Cet été, un ami et moi avons traversé l’Australie centrale dans un camping-car chargé de matériel éducatif et culturel juif et suffisamment de nourriture cachère pour tenir plusieurs semaines. Nous étions envoyés en mission par le centre ‘Habad pour l’Australie Rurale et Régionale (Rural and Regional Australia - RARA), à la recherche de Juifs qui pourraient profiter d’un peu d’inspiration juive.
En parcourant les pages blanches à Ballarat, état de Victoria, nous avons remarqué le nom de « Louria ». Comment le nom de l’une des plus nobles familles rabbiniques de l’histoire juive s’était-il retrouvé dans le répertoire téléphonique de Ballarat ? Nous avons noté l’adresse et décidé de tenter notre chance.
Un homme qui semblait avoir 70 ans nous a ouvert et nous lui avons expliqué que nous étions des rabbins qui traversaient la brousse pour rendre visite aux Juifs.

Le visage d’Alex s’éclaira. « Les chrétiens ont longtemps été derrière moi pour essayer de me convertir, mais je ne les écoutais jamais. Mais j’ai toujours souhaité que la communauté juive, mon peuple, me tende la main de la même manière », a-t-il dit.
Au cours de notre visite, Alex a mis les Téfilines pour la première fois de sa vie et a fixé une mézouza au chambranle de sa porte. Comme nous étions sur le point de partir, Alex nous a arrêtés : « Mon père m’a toujours dit que j’étais un descendant d’un rabbin nommé Isaac Louria. Ça vous dit quelque chose ? »
Rabbi Isaac Louria (1534-1572), connu sous l’acronyme « Arizal », fut l’un des plus grands kabbalistes de tous les temps. Ses écrits sont à la base de presque toutes les œuvres mystiques ultérieures.

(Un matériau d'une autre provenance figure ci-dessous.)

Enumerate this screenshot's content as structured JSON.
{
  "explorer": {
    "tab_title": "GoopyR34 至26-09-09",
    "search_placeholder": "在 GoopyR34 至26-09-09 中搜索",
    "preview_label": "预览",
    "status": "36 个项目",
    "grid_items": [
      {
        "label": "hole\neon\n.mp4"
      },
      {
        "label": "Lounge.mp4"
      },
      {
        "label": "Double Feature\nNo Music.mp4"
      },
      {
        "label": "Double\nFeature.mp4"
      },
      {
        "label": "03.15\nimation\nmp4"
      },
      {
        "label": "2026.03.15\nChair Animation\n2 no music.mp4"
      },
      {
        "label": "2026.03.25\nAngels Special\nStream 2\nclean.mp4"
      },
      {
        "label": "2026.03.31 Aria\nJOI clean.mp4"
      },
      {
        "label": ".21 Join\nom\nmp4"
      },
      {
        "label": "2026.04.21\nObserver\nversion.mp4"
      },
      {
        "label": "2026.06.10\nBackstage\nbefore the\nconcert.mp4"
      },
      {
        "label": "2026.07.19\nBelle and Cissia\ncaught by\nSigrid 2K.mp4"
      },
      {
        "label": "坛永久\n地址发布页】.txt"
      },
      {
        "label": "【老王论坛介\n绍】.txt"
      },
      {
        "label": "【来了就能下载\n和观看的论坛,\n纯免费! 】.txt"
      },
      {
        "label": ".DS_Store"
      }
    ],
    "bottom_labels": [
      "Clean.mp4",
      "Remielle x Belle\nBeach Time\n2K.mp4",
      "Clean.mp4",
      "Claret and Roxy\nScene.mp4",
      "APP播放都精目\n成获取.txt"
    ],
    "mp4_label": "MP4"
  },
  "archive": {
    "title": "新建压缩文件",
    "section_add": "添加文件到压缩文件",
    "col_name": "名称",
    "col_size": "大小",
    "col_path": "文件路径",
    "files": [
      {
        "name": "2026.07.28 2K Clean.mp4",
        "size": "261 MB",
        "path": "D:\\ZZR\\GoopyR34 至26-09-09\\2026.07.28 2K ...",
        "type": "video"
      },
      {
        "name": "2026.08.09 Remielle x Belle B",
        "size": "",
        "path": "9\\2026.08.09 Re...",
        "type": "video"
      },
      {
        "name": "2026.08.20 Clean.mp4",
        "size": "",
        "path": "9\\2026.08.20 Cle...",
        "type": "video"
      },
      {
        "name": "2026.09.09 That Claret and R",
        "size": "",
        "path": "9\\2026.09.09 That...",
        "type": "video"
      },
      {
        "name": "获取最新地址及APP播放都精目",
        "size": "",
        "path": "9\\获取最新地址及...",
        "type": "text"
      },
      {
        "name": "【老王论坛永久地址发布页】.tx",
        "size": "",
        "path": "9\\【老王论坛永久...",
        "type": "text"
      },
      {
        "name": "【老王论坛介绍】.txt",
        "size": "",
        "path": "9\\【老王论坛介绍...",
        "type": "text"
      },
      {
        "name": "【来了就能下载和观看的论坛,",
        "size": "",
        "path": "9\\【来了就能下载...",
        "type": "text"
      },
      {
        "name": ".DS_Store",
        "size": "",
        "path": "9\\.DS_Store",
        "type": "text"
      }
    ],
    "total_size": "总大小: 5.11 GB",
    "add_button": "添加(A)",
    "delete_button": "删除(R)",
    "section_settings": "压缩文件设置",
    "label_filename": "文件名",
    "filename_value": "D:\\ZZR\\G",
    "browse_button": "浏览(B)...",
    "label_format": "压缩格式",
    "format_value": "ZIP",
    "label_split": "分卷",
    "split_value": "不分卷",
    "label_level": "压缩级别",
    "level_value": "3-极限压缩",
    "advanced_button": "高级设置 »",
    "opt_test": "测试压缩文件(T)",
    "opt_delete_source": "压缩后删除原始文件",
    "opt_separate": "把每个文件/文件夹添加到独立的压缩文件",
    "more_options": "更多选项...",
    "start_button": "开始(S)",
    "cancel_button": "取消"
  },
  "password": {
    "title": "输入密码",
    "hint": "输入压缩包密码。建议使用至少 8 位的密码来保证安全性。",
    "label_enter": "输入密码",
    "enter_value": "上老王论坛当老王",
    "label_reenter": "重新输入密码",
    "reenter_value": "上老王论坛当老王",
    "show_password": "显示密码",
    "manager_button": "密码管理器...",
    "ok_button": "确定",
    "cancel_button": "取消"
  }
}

Bien sûr, nous avons conservé les coordonnées d’Alex et lui avons promis de rester en contact.
En nous éloignant de chez lui, nous ne pouvions nous empêcher de penser que le Arizal devait avoir eu une immense satisfaction de voir son descendant se reconnecter à son héritage. Le voyage avait été très long, mais Alex Louria était enfin sur le chemin du retour.